Along with attending numerous races, Kim also got to meet the actor, director, and racecar driver Paul Newman through her cousin. She said, “Al was really good friends with Paul Newman and taught him how to race. Paul Newman used to buy his cars in Warrington from the Warrington Porsche place and they became good friends and one time, well several times, we got to meet Paul Newman at the races.”

Al Holbert not only wanted to excel in his sport, but to better it in his own way.

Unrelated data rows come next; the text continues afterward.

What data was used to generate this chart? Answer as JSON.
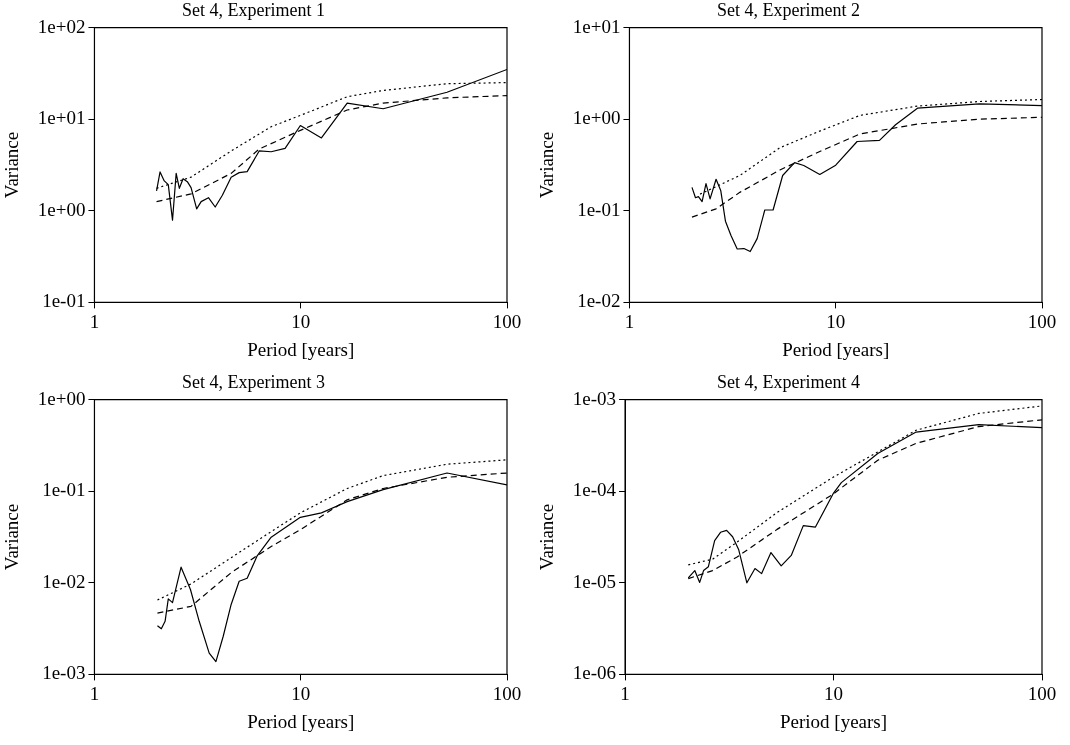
{
  "chart_data": [
    {
      "type": "line",
      "title": "Set 4, Experiment 1",
      "xlabel": "Period [years]",
      "ylabel": "Variance",
      "log": "xy",
      "grid": false,
      "legend": false,
      "marker": "none",
      "xlim": [
        1,
        100
      ],
      "ylim": [
        0.1,
        100
      ],
      "xticks": [
        1,
        10,
        100
      ],
      "yticks": [
        {
          "value": 0.1,
          "label": "1e-01"
        },
        {
          "value": 1,
          "label": "1e+00"
        },
        {
          "value": 10,
          "label": "1e+01"
        },
        {
          "value": 100,
          "label": "1e+02"
        }
      ],
      "series": [
        {
          "color": "#000000",
          "line_style": "solid",
          "x": [
            2.0,
            2.08,
            2.18,
            2.28,
            2.39,
            2.49,
            2.58,
            2.69,
            2.82,
            2.94,
            3.13,
            3.29,
            3.57,
            3.85,
            4.17,
            4.6,
            5.03,
            5.5,
            6.29,
            7.19,
            8.4,
            9.96,
            12.6,
            16.8,
            25.1,
            51.2,
            100
          ],
          "values": [
            1.65,
            2.66,
            2.12,
            1.93,
            0.79,
            2.56,
            1.76,
            2.24,
            2.08,
            1.79,
            1.05,
            1.26,
            1.39,
            1.1,
            1.48,
            2.33,
            2.61,
            2.68,
            4.5,
            4.41,
            4.8,
            8.53,
            6.25,
            15.0,
            13.0,
            19.7,
            34.9
          ]
        },
        {
          "color": "#000000",
          "line_style": "dotted",
          "x": [
            2.0,
            2.94,
            4.6,
            7.19,
            9.96,
            16.8,
            25.1,
            51.2,
            100
          ],
          "values": [
            1.76,
            2.33,
            4.5,
            8.28,
            11.0,
            17.6,
            20.6,
            24.4,
            25.1
          ]
        },
        {
          "color": "#000000",
          "line_style": "dashed",
          "x": [
            2.0,
            2.94,
            4.6,
            6.29,
            9.96,
            16.8,
            25.1,
            51.2,
            100
          ],
          "values": [
            1.26,
            1.53,
            2.56,
            4.72,
            7.55,
            12.6,
            15.0,
            17.1,
            18.1
          ]
        }
      ]
    },
    {
      "type": "line",
      "title": "Set 4, Experiment 2",
      "xlabel": "Period [years]",
      "ylabel": "Variance",
      "log": "xy",
      "grid": false,
      "legend": false,
      "marker": "none",
      "xlim": [
        1,
        100
      ],
      "ylim": [
        0.01,
        10
      ],
      "xticks": [
        1,
        10,
        100
      ],
      "yticks": [
        {
          "value": 0.01,
          "label": "1e-02"
        },
        {
          "value": 0.1,
          "label": "1e-01"
        },
        {
          "value": 1,
          "label": "1e+00"
        },
        {
          "value": 10,
          "label": "1e+01"
        }
      ],
      "series": [
        {
          "color": "#000000",
          "line_style": "solid",
          "x": [
            2.01,
            2.09,
            2.16,
            2.25,
            2.35,
            2.46,
            2.63,
            2.77,
            2.92,
            3.11,
            3.33,
            3.59,
            3.85,
            4.16,
            4.53,
            4.97,
            5.53,
            6.32,
            7.0,
            8.37,
            10.0,
            12.7,
            16.3,
            19.5,
            24.9,
            49.7,
            100
          ],
          "values": [
            0.18,
            0.139,
            0.143,
            0.126,
            0.198,
            0.135,
            0.221,
            0.167,
            0.077,
            0.0535,
            0.0383,
            0.0387,
            0.0359,
            0.0497,
            0.102,
            0.102,
            0.243,
            0.336,
            0.312,
            0.249,
            0.315,
            0.571,
            0.588,
            0.869,
            1.32,
            1.47,
            1.41
          ]
        },
        {
          "color": "#000000",
          "line_style": "dotted",
          "x": [
            2.2,
            3.43,
            5.36,
            8.37,
            13.1,
            24.9,
            49.7,
            100
          ],
          "values": [
            0.152,
            0.243,
            0.488,
            0.742,
            1.1,
            1.39,
            1.56,
            1.64
          ]
        },
        {
          "color": "#000000",
          "line_style": "dashed",
          "x": [
            2.01,
            2.63,
            3.43,
            5.36,
            8.37,
            13.1,
            24.9,
            49.7,
            100
          ],
          "values": [
            0.0853,
            0.105,
            0.159,
            0.279,
            0.444,
            0.689,
            0.886,
            1.0,
            1.05
          ]
        }
      ]
    },
    {
      "type": "line",
      "title": "Set 4, Experiment 3",
      "xlabel": "Period [years]",
      "ylabel": "Variance",
      "log": "xy",
      "grid": false,
      "legend": false,
      "marker": "none",
      "xlim": [
        1,
        100
      ],
      "ylim": [
        0.001,
        1
      ],
      "xticks": [
        1,
        10,
        100
      ],
      "yticks": [
        {
          "value": 0.001,
          "label": "1e-03"
        },
        {
          "value": 0.01,
          "label": "1e-02"
        },
        {
          "value": 0.1,
          "label": "1e-01"
        },
        {
          "value": 1,
          "label": "1e+00"
        }
      ],
      "series": [
        {
          "color": "#000000",
          "line_style": "solid",
          "x": [
            2.02,
            2.11,
            2.2,
            2.28,
            2.39,
            2.63,
            2.92,
            3.22,
            3.6,
            3.88,
            4.21,
            4.6,
            5.03,
            5.5,
            6.15,
            7.19,
            9.96,
            12.6,
            16.8,
            25.1,
            51.2,
            100
          ],
          "values": [
            0.0034,
            0.00315,
            0.0038,
            0.00667,
            0.00608,
            0.0148,
            0.00845,
            0.0038,
            0.00171,
            0.00138,
            0.00261,
            0.0058,
            0.0104,
            0.0112,
            0.0197,
            0.0315,
            0.0518,
            0.058,
            0.0769,
            0.104,
            0.158,
            0.117
          ]
        },
        {
          "color": "#000000",
          "line_style": "dotted",
          "x": [
            2.02,
            2.94,
            4.6,
            7.19,
            9.96,
            16.8,
            25.1,
            51.2,
            100
          ],
          "values": [
            0.00649,
            0.00972,
            0.0188,
            0.0362,
            0.058,
            0.107,
            0.148,
            0.197,
            0.22
          ]
        },
        {
          "color": "#000000",
          "line_style": "dashed",
          "x": [
            2.02,
            2.94,
            4.6,
            7.19,
            9.96,
            16.8,
            25.1,
            51.2,
            100
          ],
          "values": [
            0.00467,
            0.00553,
            0.0129,
            0.0249,
            0.038,
            0.0805,
            0.107,
            0.142,
            0.158
          ]
        }
      ]
    },
    {
      "type": "line",
      "title": "Set 4, Experiment 4",
      "xlabel": "Period [years]",
      "ylabel": "Variance",
      "log": "xy",
      "grid": false,
      "legend": false,
      "marker": "none",
      "xlim": [
        1,
        100
      ],
      "ylim": [
        1e-06,
        0.001
      ],
      "xticks": [
        1,
        10,
        100
      ],
      "yticks": [
        {
          "value": 1e-06,
          "label": "1e-06"
        },
        {
          "value": 1e-05,
          "label": "1e-05"
        },
        {
          "value": 0.0001,
          "label": "1e-04"
        },
        {
          "value": 0.001,
          "label": "1e-03"
        }
      ],
      "series": [
        {
          "color": "#000000",
          "line_style": "solid",
          "x": [
            2.01,
            2.16,
            2.28,
            2.38,
            2.51,
            2.69,
            2.87,
            3.07,
            3.28,
            3.51,
            3.84,
            4.2,
            4.52,
            5.01,
            5.61,
            6.27,
            7.16,
            8.19,
            10.0,
            10.9,
            16.3,
            24.9,
            49.7,
            100
          ],
          "values": [
            1.13e-05,
            1.36e-05,
            1.01e-05,
            1.36e-05,
            1.5e-05,
            2.89e-05,
            3.56e-05,
            3.73e-05,
            3.18e-05,
            2.29e-05,
            1e-05,
            1.43e-05,
            1.26e-05,
            2.14e-05,
            1.53e-05,
            1.99e-05,
            4.21e-05,
            4.06e-05,
            9.55e-05,
            0.000124,
            0.000258,
            0.000442,
            0.000533,
            0.000494
          ]
        },
        {
          "color": "#000000",
          "line_style": "dotted",
          "x": [
            2.01,
            2.63,
            3.43,
            5.36,
            10.0,
            16.3,
            24.9,
            49.7,
            100
          ],
          "values": [
            1.57e-05,
            1.81e-05,
            2.76e-05,
            5.85e-05,
            0.000143,
            0.000268,
            0.000463,
            0.000706,
            0.000853
          ]
        },
        {
          "color": "#000000",
          "line_style": "dashed",
          "x": [
            2.01,
            2.63,
            3.43,
            5.36,
            10.0,
            16.3,
            24.9,
            49.7,
            100
          ],
          "values": [
            1.11e-05,
            1.36e-05,
            1.9e-05,
            3.83e-05,
            9.36e-05,
            0.000218,
            0.000333,
            0.000508,
            0.000602
          ]
        }
      ]
    }
  ]
}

“Al actually started churches at the racetracks so the race car drivers could go to church on Sunday before the race or Saturdays before the race,” Kim explained. “He actually set that up. He had pastors at all the places that they could have a little church or a little chapel that they could go to. And that was one of his things, that was one of his gifts and that was important to him.”

However, the Holbert racing dynasty came to an end due to a tragedy. On a race weekend, Al had been flying himself home in his plane to take his son to a football game. He planned to fly back in time for the race, but he unfortunately never even got home as he tragically died in a plane crash.

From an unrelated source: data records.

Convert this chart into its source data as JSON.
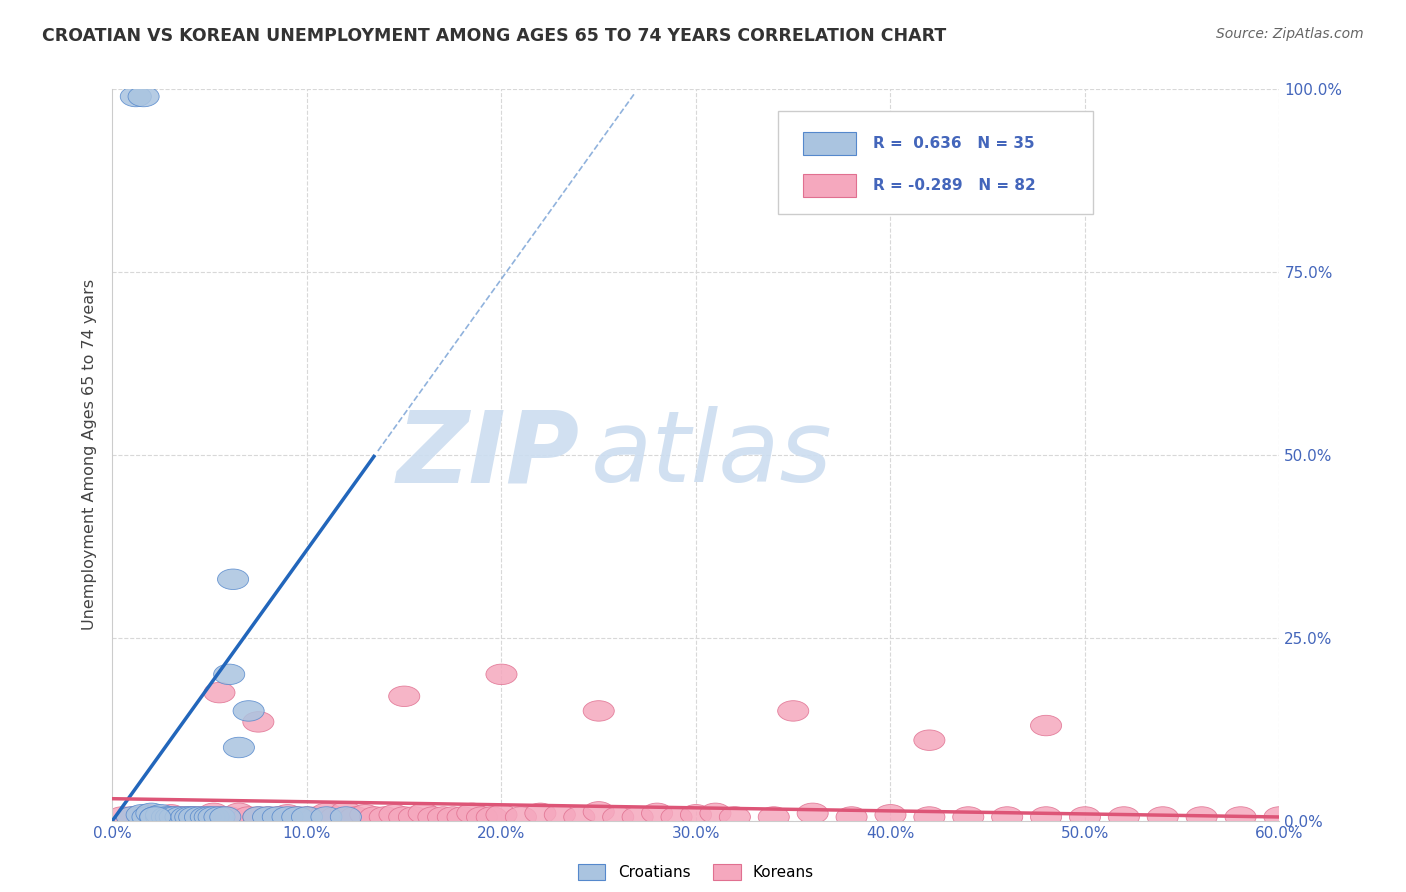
{
  "title": "CROATIAN VS KOREAN UNEMPLOYMENT AMONG AGES 65 TO 74 YEARS CORRELATION CHART",
  "source": "Source: ZipAtlas.com",
  "ylabel": "Unemployment Among Ages 65 to 74 years",
  "xlim": [
    0.0,
    0.6
  ],
  "ylim": [
    0.0,
    1.0
  ],
  "xticks": [
    0.0,
    0.1,
    0.2,
    0.3,
    0.4,
    0.5,
    0.6
  ],
  "xtick_labels": [
    "0.0%",
    "10.0%",
    "20.0%",
    "30.0%",
    "40.0%",
    "50.0%",
    "60.0%"
  ],
  "yticks": [
    0.0,
    0.25,
    0.5,
    0.75,
    1.0
  ],
  "ytick_labels": [
    "0.0%",
    "25.0%",
    "50.0%",
    "75.0%",
    "100.0%"
  ],
  "croatian_color": "#aac4e0",
  "korean_color": "#f5a8be",
  "croatian_edge_color": "#5588cc",
  "korean_edge_color": "#e07090",
  "croatian_line_color": "#2266bb",
  "korean_line_color": "#dd5577",
  "bg_color": "#ffffff",
  "grid_color": "#d8d8d8",
  "tick_color": "#4466bb",
  "watermark_color": "#ccddf0",
  "croatian_R": 0.636,
  "croatian_N": 35,
  "korean_R": -0.289,
  "korean_N": 82,
  "croatian_scatter_x": [
    0.01,
    0.015,
    0.018,
    0.02,
    0.022,
    0.025,
    0.025,
    0.028,
    0.03,
    0.032,
    0.035,
    0.038,
    0.04,
    0.042,
    0.045,
    0.048,
    0.05,
    0.052,
    0.055,
    0.058,
    0.06,
    0.062,
    0.065,
    0.07,
    0.075,
    0.08,
    0.085,
    0.09,
    0.095,
    0.1,
    0.11,
    0.12,
    0.012,
    0.016,
    0.022
  ],
  "croatian_scatter_y": [
    0.005,
    0.008,
    0.005,
    0.01,
    0.005,
    0.005,
    0.008,
    0.005,
    0.005,
    0.005,
    0.005,
    0.005,
    0.005,
    0.005,
    0.005,
    0.005,
    0.005,
    0.005,
    0.005,
    0.005,
    0.2,
    0.33,
    0.1,
    0.15,
    0.005,
    0.005,
    0.005,
    0.005,
    0.005,
    0.005,
    0.005,
    0.005,
    0.99,
    0.99,
    0.005
  ],
  "korean_scatter_x": [
    0.005,
    0.01,
    0.015,
    0.018,
    0.02,
    0.022,
    0.025,
    0.028,
    0.03,
    0.032,
    0.035,
    0.038,
    0.04,
    0.042,
    0.045,
    0.048,
    0.05,
    0.052,
    0.055,
    0.06,
    0.065,
    0.07,
    0.075,
    0.08,
    0.085,
    0.09,
    0.095,
    0.1,
    0.105,
    0.11,
    0.115,
    0.12,
    0.125,
    0.13,
    0.135,
    0.14,
    0.145,
    0.15,
    0.155,
    0.16,
    0.165,
    0.17,
    0.175,
    0.18,
    0.185,
    0.19,
    0.195,
    0.2,
    0.21,
    0.22,
    0.23,
    0.24,
    0.25,
    0.26,
    0.27,
    0.28,
    0.29,
    0.3,
    0.31,
    0.32,
    0.34,
    0.36,
    0.38,
    0.4,
    0.42,
    0.44,
    0.46,
    0.48,
    0.5,
    0.52,
    0.54,
    0.56,
    0.58,
    0.6,
    0.15,
    0.2,
    0.25,
    0.35,
    0.42,
    0.48,
    0.055,
    0.075
  ],
  "korean_scatter_y": [
    0.005,
    0.005,
    0.005,
    0.008,
    0.005,
    0.005,
    0.005,
    0.005,
    0.008,
    0.005,
    0.005,
    0.005,
    0.005,
    0.005,
    0.005,
    0.005,
    0.005,
    0.01,
    0.005,
    0.005,
    0.01,
    0.005,
    0.005,
    0.005,
    0.005,
    0.008,
    0.005,
    0.005,
    0.005,
    0.01,
    0.005,
    0.012,
    0.005,
    0.008,
    0.005,
    0.005,
    0.008,
    0.005,
    0.005,
    0.01,
    0.005,
    0.005,
    0.005,
    0.005,
    0.01,
    0.005,
    0.005,
    0.008,
    0.005,
    0.01,
    0.008,
    0.005,
    0.012,
    0.005,
    0.005,
    0.01,
    0.005,
    0.008,
    0.01,
    0.005,
    0.005,
    0.01,
    0.005,
    0.008,
    0.005,
    0.005,
    0.005,
    0.005,
    0.005,
    0.005,
    0.005,
    0.005,
    0.005,
    0.005,
    0.17,
    0.2,
    0.15,
    0.15,
    0.11,
    0.13,
    0.175,
    0.135
  ],
  "cro_line_x0": 0.0,
  "cro_line_y0": 0.0,
  "cro_line_x1": 0.135,
  "cro_line_y1": 0.5,
  "kor_line_x0": 0.0,
  "kor_line_y0": 0.03,
  "kor_line_x1": 0.6,
  "kor_line_y1": 0.005
}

Kim said, “He was all about family. He was a family guy. He was a famous racecar driver, but it was important to him to come home and take his son to a football game.”

Al had been the president of Porsche Motorsports of North America at the time.

“He was in charge of all of the racing in North America, so all of the racing on this continent. And he was flying everywhere, doing everything, but it was based out of here still. Everything was running out of little old Warrington,” Kim said. “Then he was killed in a plane crash. My whole family worked for the race team so when he was killed, pretty much my whole family lost their jobs.”

After Al’s death, the line of Holbert drivers ended. His son did, however, join the sport as a race engineer.

“It kind of fizzled out after that unfortunately. We would’ve welcomed it. I mean, we just grew up with it and it was part of us. It was part of our lifestyle. It’s what we do. We do racing in my family,” Kim remarked.

The Holbert family had an indelible impact on motorsport. From their garage here in Warrington to the races participated in across the globe, their passion for racing supported an incredible legacy of racecar driving. Now, on the site where their garage once stood is a testament to their historical contributions.